If it’s not obvious why I brought this up: the internet is causing another information revolution. Before the printing press, the basic mechanisms of civilizations were designed around people having no more knowledge than what could be remembered offhand. If few people are literate, how can one distinguish a written lie from a truth?
Today, we’re having another stage of this problem. In the modern world, information has been ubiquitous for centuries. Every public school has a library filled with books that children are taught to reference whenever they seek more information to absorb and convert into knowledge that can be shared or applied infinitely. In fact, for centuries, simply having certain stores of knowledge in one’s head well enough to regurgitate on command was a viable skill; now, even that has changed.
Now, we have the same problem with information as the 15th-18th centuries had: more of it than we know what to do with.

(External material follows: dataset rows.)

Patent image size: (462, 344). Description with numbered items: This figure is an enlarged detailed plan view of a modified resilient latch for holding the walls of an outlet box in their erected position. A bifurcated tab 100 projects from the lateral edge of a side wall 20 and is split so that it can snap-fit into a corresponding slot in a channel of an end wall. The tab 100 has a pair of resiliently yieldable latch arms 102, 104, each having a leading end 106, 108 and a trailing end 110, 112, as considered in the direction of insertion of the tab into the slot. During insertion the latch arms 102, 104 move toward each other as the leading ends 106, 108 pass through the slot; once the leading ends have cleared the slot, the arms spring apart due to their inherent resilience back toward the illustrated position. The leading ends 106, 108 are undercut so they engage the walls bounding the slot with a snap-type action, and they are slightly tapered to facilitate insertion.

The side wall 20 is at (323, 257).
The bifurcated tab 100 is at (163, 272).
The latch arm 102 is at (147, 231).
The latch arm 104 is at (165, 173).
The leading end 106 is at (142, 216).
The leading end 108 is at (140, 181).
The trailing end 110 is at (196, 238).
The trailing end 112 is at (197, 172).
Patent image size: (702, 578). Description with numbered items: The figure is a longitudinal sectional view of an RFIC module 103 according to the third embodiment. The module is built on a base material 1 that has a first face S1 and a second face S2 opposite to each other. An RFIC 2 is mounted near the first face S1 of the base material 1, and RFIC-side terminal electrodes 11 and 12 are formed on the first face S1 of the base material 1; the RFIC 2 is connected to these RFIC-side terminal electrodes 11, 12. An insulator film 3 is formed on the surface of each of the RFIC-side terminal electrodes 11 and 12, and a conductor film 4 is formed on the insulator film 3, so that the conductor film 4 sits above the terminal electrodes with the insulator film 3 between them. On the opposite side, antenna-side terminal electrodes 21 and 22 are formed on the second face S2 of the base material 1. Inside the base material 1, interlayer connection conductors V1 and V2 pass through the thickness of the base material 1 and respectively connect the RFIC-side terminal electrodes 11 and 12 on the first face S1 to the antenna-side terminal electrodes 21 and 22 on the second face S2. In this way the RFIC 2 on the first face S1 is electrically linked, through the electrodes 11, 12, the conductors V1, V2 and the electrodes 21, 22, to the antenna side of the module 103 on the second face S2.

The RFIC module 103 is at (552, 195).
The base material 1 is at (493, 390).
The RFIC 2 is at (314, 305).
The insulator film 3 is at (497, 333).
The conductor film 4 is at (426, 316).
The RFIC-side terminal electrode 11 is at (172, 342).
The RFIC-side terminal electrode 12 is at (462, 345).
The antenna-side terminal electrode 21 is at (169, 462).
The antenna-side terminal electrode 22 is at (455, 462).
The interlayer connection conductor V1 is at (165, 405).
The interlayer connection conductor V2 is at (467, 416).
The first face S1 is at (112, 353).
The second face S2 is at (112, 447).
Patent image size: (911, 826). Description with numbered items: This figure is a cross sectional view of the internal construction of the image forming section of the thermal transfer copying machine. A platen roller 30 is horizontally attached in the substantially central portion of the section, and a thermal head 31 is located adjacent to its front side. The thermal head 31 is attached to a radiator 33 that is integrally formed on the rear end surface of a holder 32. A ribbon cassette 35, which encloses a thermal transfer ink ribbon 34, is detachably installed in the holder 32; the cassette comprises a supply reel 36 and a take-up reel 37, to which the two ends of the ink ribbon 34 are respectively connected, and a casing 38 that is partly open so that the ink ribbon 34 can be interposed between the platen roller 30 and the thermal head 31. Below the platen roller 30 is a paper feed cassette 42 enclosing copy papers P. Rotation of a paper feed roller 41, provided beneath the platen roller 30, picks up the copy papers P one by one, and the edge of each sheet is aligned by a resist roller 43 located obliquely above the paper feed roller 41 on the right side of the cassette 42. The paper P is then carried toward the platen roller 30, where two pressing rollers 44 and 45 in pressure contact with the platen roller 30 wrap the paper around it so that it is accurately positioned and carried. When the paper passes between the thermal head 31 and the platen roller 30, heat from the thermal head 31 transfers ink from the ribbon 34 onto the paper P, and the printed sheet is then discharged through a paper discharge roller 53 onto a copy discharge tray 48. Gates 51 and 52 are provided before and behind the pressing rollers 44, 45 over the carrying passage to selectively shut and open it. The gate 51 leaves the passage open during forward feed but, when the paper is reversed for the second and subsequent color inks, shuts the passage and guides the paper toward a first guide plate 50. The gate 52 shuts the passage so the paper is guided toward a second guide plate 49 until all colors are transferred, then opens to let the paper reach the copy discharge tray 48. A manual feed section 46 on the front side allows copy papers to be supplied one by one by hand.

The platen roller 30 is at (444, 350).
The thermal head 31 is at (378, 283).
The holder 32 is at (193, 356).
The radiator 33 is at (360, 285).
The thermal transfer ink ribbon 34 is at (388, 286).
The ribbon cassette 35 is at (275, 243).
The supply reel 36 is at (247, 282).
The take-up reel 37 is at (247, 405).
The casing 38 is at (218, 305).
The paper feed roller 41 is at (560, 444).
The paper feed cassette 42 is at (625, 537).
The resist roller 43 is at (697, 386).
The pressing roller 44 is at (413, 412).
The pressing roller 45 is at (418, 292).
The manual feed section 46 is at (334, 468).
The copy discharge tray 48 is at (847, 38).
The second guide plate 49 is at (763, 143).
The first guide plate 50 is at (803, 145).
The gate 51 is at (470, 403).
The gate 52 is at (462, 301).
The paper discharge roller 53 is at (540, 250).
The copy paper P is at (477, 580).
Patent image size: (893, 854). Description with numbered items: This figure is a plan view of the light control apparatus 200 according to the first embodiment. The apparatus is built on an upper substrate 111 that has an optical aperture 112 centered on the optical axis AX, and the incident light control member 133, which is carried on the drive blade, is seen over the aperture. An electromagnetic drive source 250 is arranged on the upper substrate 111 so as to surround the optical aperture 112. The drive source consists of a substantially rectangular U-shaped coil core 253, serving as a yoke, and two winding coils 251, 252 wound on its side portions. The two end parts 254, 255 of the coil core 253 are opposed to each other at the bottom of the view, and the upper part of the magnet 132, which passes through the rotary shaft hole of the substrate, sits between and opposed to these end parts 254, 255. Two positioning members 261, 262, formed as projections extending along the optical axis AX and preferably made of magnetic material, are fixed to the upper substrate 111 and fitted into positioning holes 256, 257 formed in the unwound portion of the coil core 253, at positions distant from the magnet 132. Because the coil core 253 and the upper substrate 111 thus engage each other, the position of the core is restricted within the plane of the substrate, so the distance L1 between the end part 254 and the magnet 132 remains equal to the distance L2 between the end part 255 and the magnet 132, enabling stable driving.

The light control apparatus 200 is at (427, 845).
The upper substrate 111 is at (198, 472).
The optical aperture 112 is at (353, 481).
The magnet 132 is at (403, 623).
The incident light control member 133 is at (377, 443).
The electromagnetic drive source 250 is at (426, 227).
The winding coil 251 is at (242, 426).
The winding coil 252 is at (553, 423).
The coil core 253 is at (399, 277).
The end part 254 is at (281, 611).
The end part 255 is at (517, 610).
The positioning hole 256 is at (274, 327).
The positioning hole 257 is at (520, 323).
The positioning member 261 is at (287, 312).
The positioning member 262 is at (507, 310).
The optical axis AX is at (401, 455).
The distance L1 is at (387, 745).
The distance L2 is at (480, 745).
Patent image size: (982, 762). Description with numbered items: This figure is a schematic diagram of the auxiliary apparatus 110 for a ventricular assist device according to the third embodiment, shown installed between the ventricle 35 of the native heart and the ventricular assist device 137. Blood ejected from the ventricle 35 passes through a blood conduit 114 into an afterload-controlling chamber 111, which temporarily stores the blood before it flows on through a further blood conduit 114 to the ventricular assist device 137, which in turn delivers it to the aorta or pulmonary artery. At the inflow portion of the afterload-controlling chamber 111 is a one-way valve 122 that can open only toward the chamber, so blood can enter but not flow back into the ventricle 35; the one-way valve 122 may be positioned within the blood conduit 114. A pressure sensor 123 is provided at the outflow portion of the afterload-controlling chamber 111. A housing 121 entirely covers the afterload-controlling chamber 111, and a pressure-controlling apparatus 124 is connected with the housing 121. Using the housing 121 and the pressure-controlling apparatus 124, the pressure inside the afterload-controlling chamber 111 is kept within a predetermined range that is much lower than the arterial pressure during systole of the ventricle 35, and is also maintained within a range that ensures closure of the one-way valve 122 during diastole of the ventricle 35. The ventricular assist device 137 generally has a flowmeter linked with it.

Academic institutions still require students to memorize things despite ubiquitous tools that store and regurgitate information for us. Bureaucratic institutions process physical forms at a rate several times longer than what’s needed to Google everything about the process and maybe even design a better one.
In homes, parents don’t know what to tell their children about surfing the internet safely because the internet is so fundamentally different from what it was just ten years ago. There’s no institutional knowledge for how tablets affect toddlers or at what age children are liable to wander into the darker alleys of the internet… or if that’s even correlated with age. What content is good or bad for them? Is that even possible to measure? I remember a time before the internet where ideas backed by information were stronger than ideas that weren’t. Now, every idea can so easily find information to support it, but not all information is equal. Therein lies the problem.
Our ability to distinguish valuable, relevant information from noise has not grown proportionally with our access to it. With books, humanity eventually developed filtration methods, primarily in the form of literacy and critical thinking. Rigorously refined ideas were the only ones that warranted the effort to be studied, reproduced, and incorporated into reference texts and archives. Schoolchildren and especially college students are rigorously taught to distinguish good from bad sources, and to cite their assertions.
We don’t quite have that yet for the internet. Digital activity is monetized by clicks, and measured by attention (time spent viewing content), so the economic incentive of any web-based company is to present you, the digital denizen, with information that you react to, which is probably what you like.
If you read something in a newspaper or heard it on a radio or even saw it on T.V., describing it to a friend would require some degree of processing and mental digestion, during which many baseless ideas might get filtered out. Now, with the touch of a screen or click of a mouse, any headline that even for a split second inspires you to share can within seconds be presented to hundreds or thousands of others, many of whom might have a similar reaction and continue the chain. I’ve fallen victim to this mentality many times, and am thankful for friends who hold me accountable and prevent me from harboring false ideas.
I implore you to ask: What is your standard for truth? Specifically in the realm of politics. Whom do you believe, and why? I don’t have a clear answer for this if you ask me, but these are questions I want to think about and discuss with as many people as possible. Given recent events, I think it’s evident that the average American’s understanding of the political climate is, at best, guesswork. Which might be fine if Democracy didn’t depend on us understanding one another. But it does. We’re all on this rock hurtling through space together; let’s at least try to get along, however bleak the task may seem.
And so, I’m going to start this series, primarily as my own outlet for meditation on the goings on of the world.